Nigeria’s doctors planning to travel
According to the report, BBC said in an exam hall in Lagos, it discovered hundreds of doctors queuing to take what was called a Professional and Linguistic Assessments Board test – or PLAB 1.
The paper was set by the General Medical Council (GMC) in London and the first step required by the British medical authorities to secure a licence to work in the UK.
The doctors explained they were attracted by the potential of higher salaries and better working conditions. The event was being overseen by staff from the British Council – an organisation sponsored by the Foreign Office.
GMC roles in other countries
The GMC also offers the exams in several other red-list countries – Ghana, Sudan, Pakistan and Bangladesh.
Both the GMC and British Council deny they are involved in “active recruitment” and say they’re simply helping provide a service for doctors wanting to come to the UK independently – something that is allowed under the guidelines.
In Enekwechi’s case, he was studying for the second part of those PLAB exams in the UK, when he was approached by NES Healthcare and later offered visa sponsorship and a potential job.
While it appeared to have been “active recruitment” – NES said it was not a recruitment agency and, as such, only engaged with doctors from overseas once they have already committed to practising in the UK.
But the Department of Health and Social Care disclosed that the UK code of practice did apply to NES – so the company was in breach of it.
Other doctor’s reactions
With respect to other African doctors recruited in this way by NES. They all had similar stories about what the terms and conditions of their contracts meant in reality, once they had been hired out to private UK hospitals.
Dr Femi Johnson
“It’s not humanly possible to do that every day for seven days,” said Dr Femi Johnson.
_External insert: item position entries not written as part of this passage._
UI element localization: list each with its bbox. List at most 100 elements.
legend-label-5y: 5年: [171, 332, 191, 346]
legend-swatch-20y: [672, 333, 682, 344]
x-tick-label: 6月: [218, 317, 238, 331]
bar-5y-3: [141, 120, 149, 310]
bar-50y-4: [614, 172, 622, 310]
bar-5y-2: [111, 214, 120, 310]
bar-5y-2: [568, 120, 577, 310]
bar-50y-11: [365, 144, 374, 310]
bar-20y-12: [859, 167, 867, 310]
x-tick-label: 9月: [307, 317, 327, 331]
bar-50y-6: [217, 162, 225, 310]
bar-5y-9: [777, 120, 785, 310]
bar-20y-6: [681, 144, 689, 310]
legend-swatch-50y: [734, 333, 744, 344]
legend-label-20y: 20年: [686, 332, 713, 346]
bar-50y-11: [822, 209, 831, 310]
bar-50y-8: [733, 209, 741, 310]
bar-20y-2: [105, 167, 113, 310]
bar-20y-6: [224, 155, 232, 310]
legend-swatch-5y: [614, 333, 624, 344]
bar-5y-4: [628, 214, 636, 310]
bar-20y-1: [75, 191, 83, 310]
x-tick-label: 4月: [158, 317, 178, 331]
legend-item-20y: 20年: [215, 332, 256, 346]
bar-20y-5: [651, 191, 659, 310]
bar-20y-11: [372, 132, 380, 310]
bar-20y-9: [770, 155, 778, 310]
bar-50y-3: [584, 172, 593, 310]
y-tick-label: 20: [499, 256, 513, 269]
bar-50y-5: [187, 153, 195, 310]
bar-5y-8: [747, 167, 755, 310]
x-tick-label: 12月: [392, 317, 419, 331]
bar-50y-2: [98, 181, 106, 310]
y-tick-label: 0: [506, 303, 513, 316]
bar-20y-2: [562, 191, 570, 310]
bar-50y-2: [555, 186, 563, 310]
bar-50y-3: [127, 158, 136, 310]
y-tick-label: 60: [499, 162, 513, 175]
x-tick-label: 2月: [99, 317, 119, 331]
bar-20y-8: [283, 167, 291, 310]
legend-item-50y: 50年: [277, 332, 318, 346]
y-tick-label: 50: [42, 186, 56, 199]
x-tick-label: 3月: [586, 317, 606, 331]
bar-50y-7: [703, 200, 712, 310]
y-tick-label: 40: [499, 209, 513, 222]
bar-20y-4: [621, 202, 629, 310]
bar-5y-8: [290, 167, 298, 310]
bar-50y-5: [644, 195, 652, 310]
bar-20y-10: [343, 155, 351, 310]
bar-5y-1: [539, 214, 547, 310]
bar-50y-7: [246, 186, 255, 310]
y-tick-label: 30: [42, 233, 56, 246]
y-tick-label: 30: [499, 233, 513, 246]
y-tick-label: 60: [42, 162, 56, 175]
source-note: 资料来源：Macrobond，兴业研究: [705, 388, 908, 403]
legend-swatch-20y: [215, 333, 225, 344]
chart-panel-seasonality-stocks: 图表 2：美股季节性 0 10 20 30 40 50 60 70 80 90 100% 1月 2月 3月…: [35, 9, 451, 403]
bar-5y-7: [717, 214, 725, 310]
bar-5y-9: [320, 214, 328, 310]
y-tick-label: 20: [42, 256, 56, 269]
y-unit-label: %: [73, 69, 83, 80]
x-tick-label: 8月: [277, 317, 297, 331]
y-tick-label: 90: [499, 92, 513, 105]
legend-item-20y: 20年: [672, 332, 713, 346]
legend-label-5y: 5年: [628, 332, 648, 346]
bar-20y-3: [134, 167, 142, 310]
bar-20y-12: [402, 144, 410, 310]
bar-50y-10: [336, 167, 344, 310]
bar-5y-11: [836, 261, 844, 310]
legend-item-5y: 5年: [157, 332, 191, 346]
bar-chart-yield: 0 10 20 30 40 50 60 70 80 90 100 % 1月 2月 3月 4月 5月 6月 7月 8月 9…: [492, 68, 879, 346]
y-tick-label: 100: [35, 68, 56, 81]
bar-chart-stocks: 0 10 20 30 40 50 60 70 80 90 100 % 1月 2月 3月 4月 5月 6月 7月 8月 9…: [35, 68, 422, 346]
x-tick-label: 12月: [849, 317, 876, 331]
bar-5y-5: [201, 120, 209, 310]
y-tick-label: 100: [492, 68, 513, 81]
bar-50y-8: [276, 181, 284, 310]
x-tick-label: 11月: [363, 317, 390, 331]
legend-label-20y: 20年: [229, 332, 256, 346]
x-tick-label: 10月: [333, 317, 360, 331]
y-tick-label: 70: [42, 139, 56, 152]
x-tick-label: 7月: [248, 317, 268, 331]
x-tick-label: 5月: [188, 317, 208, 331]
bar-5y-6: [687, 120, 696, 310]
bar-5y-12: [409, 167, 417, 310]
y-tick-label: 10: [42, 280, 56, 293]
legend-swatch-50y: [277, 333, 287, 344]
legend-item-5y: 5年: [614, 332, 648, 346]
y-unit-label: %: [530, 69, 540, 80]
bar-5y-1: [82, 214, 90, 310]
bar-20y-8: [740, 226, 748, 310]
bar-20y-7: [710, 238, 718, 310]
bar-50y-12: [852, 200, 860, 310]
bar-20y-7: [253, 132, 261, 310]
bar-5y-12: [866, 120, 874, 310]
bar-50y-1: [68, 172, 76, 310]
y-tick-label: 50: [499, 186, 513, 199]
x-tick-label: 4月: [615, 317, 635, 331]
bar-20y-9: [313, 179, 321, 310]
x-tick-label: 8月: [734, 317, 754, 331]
Dr Femi Johnson was sent to a different hospital like Enekwechi, but said he was also expected to work 14 to 16-hour days and then be on call overnight. “I was burnt out,” he said. “I was tired, I needed sleep. It’s not humanly possible to do that every day for seven days.”
But when he needed a break because he was too exhausted to continue, NES was entitled to deduct money from his salary. The company said that was to cover the cost of finding a replacement doctor, but Johnson said it left NES doctors in a terrible dilemma.
“In situations like that, I always make that internal discussion with my inner self – ‘Femi are you doing right by yourself and are you doing right by the patient?’ Unfortunately, I haven’t always been able to answer that question.”
Dr Jenny Vaughan
“This is a slave-type work,” said Vaughan from the Doctors’ Association
Some NES doctors have received help from Vaughan from the Doctors’ Association. She received many complaints from Resident Medical Officers and said the UK healthcare system has developed into two tiers – one for NHS doctors, the other for international recruits working in the private sector.
NHS doctors can only be scheduled to work up to 48 hours, and if they request, up to 72 hours a week.
“No doctor in the NHS does more than four nights consecutively because we know that it’s frankly not safe,” said Dr Vaughan. “This is a slave-type work with… excess hours, the like of which we thought had been gone 30 years ago. It is not acceptable for patients for patient-safety reasons. It is not acceptable for doctors.”
Emma Runswick
Emma Runswick of the BMA describes the situation as “so exploitative it beggars belief.”
According to Runswick, the whole thing was a “disgrace to UK medicine.”
“Our international colleagues have come a long way to the UK, and have found conditions so exploitative it beggars belief.”